Class Anger Erupts In Wisconsin, USA
Infantile Disorder | 18.02.2011 17:01 | Social Struggles | Workers' Movements | World
The scene at the occupied state Capitol
Infuriated at finding themselves one fifth poorer than they were, thousands of teachers have taken part in mass 'sick-ins' - wildcat strikes by another name - that have shut down public schools in Madison and surrounding areas. Teachers and students have joined the demonstration at the state Capitol, while rallies have been held on college campuses. At a rally of hundreds at the University of Wisconsin-Superior, History professor Joel Sipress told the crowd:
"We all know that this is part of a broader assault on the ability of working people in this state and this country to have decent, humane lives. The same people who want to strip public workers of their rights - they’re the same people who want to say to all of us ‘it is a sink-or-swim society.’ We will not allow Wisconsin to become a state where the working people live off the scraps that are thrown to them by the economic elite."

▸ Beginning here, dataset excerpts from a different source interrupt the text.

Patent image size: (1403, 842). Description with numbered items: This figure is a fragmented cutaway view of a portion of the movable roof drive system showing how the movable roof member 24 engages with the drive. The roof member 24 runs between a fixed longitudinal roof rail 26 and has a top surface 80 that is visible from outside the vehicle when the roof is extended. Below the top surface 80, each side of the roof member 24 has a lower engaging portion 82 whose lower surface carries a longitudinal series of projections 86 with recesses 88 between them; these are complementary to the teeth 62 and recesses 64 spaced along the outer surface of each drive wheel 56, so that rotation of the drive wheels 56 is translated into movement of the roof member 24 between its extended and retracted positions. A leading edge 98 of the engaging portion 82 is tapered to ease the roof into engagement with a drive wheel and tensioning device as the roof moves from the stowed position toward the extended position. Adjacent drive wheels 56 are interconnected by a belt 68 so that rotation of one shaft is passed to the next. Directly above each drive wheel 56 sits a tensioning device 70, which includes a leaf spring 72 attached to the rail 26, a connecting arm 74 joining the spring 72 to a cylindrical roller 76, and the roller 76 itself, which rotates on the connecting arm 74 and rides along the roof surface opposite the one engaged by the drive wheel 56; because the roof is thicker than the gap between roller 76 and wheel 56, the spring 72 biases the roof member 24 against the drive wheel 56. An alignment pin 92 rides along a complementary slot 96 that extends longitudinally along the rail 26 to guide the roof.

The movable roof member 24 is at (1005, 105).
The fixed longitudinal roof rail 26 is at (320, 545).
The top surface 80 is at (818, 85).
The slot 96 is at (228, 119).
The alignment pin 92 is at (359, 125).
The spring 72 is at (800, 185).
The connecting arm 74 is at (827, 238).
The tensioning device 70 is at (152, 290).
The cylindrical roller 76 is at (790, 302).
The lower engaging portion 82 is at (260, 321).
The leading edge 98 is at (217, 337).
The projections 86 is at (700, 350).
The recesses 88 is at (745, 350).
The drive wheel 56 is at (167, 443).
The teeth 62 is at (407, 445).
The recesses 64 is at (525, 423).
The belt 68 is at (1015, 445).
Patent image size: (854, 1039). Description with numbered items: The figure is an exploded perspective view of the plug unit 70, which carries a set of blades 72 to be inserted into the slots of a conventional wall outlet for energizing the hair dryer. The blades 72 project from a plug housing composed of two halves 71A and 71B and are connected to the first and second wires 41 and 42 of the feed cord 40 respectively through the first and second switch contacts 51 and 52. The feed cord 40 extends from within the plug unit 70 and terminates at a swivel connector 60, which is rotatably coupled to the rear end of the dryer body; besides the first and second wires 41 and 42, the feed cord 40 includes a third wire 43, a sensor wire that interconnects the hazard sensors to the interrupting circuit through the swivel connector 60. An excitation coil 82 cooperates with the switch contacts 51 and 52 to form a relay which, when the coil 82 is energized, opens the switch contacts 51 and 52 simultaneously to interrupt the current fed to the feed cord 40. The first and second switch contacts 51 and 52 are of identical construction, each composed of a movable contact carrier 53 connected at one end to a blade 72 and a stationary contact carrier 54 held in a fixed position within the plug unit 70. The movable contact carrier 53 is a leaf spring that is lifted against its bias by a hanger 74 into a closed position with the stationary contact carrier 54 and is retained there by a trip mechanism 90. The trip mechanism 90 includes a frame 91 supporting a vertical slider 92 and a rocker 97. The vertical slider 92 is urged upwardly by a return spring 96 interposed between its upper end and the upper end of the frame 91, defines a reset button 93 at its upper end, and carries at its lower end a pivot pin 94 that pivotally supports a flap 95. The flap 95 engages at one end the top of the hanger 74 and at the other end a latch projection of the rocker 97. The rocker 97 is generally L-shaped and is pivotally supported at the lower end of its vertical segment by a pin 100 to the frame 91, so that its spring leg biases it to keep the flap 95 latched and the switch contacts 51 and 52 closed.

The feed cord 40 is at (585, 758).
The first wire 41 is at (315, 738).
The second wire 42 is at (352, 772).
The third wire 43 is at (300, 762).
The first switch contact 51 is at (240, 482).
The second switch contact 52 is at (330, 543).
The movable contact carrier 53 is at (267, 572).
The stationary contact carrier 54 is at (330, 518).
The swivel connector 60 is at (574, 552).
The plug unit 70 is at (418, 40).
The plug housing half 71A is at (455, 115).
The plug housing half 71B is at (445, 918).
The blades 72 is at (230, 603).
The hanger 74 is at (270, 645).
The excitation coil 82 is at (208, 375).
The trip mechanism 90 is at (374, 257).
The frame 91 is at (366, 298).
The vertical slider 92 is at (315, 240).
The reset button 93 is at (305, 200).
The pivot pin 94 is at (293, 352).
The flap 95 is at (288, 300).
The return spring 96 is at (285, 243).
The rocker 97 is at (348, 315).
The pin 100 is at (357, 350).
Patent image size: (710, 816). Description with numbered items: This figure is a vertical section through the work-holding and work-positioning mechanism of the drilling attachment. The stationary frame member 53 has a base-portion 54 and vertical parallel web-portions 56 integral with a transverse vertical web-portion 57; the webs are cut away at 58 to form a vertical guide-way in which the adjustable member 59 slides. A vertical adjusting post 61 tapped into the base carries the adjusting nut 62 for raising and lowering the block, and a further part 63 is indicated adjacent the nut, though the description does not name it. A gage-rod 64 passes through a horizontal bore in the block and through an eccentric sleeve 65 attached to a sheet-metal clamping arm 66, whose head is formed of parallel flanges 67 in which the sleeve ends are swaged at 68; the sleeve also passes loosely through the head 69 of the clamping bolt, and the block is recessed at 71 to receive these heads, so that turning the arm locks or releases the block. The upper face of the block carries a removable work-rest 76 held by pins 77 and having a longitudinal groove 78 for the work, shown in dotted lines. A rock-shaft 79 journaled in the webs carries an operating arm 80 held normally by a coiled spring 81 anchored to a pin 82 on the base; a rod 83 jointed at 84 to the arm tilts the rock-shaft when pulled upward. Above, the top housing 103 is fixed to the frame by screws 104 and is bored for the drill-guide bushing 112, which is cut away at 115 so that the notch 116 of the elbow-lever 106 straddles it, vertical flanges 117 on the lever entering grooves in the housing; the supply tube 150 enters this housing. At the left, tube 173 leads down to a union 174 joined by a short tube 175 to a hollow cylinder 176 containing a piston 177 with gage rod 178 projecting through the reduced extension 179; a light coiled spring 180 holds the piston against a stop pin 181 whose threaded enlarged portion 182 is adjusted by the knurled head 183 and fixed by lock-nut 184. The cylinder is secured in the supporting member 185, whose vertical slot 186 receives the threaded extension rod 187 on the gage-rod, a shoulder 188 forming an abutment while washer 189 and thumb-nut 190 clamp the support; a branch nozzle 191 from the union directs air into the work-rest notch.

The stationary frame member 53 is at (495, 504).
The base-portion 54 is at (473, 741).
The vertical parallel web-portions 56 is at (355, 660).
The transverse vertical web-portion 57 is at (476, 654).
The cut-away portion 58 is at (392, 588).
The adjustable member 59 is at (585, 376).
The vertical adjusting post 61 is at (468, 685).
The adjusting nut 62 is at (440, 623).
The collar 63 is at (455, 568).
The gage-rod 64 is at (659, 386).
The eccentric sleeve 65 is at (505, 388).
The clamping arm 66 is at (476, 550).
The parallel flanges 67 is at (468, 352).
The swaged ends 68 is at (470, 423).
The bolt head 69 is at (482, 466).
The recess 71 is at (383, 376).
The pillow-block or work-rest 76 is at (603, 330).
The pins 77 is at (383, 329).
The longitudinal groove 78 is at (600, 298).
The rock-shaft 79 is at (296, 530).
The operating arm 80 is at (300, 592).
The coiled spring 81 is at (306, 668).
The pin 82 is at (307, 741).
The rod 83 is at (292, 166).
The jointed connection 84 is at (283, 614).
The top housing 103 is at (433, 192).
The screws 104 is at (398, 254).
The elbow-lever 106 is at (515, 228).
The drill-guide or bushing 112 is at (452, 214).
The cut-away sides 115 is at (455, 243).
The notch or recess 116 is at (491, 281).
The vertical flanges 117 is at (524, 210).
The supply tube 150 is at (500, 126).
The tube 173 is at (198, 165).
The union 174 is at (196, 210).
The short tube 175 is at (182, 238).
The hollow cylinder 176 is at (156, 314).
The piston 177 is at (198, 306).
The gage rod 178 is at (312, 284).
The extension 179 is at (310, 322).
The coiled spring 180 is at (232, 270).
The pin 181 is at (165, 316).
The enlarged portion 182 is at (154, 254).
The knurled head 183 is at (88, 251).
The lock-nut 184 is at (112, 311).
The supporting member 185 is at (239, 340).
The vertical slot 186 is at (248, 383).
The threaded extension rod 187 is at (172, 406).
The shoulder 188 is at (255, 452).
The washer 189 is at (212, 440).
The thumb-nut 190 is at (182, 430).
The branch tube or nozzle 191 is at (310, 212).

President Barack Obama's latest change you can believe in is to cut $1 trillion in federal spending on social programmes, a very similar amount to the initial banker bailout he supported as a presidential candidate. At a state level, many budgets are facing the squeeze, and Governor Walker's counterparts in North Carolina and Michigan, plus New York's 'independent' billionaire Mayor Bloomberg have also announced savage anti-working class measures over the last week.
It is just a week since western ally and dictator Hosni Mubarak was driven from power by the Egyptian masses, an example now being followed in Bahrain, Libya and even Iraq. The impact of this revolutionary upsurge has not been lost on the Wisconsinite demonstrators, who have made their own Cairo-style protest camp in and around the Capitol, and have made placards bearing slogans such as like 'Walk like an Egyptian" and "Mubarak For Governor".
The comparison between the US-backed elites of the Arab world and the elite political class in the US itself is a sound one. Though the states face large deficits, they could be paid off by taking ten per cent of the wealth controlled by the richest four hundred Americans.
Though it is extremely early days for this new international working class movement, it is now abundantly clear that it is not "the end of history", as ruling class philosophers had hoped after the fall of the Berlin Wall. History is being made right now.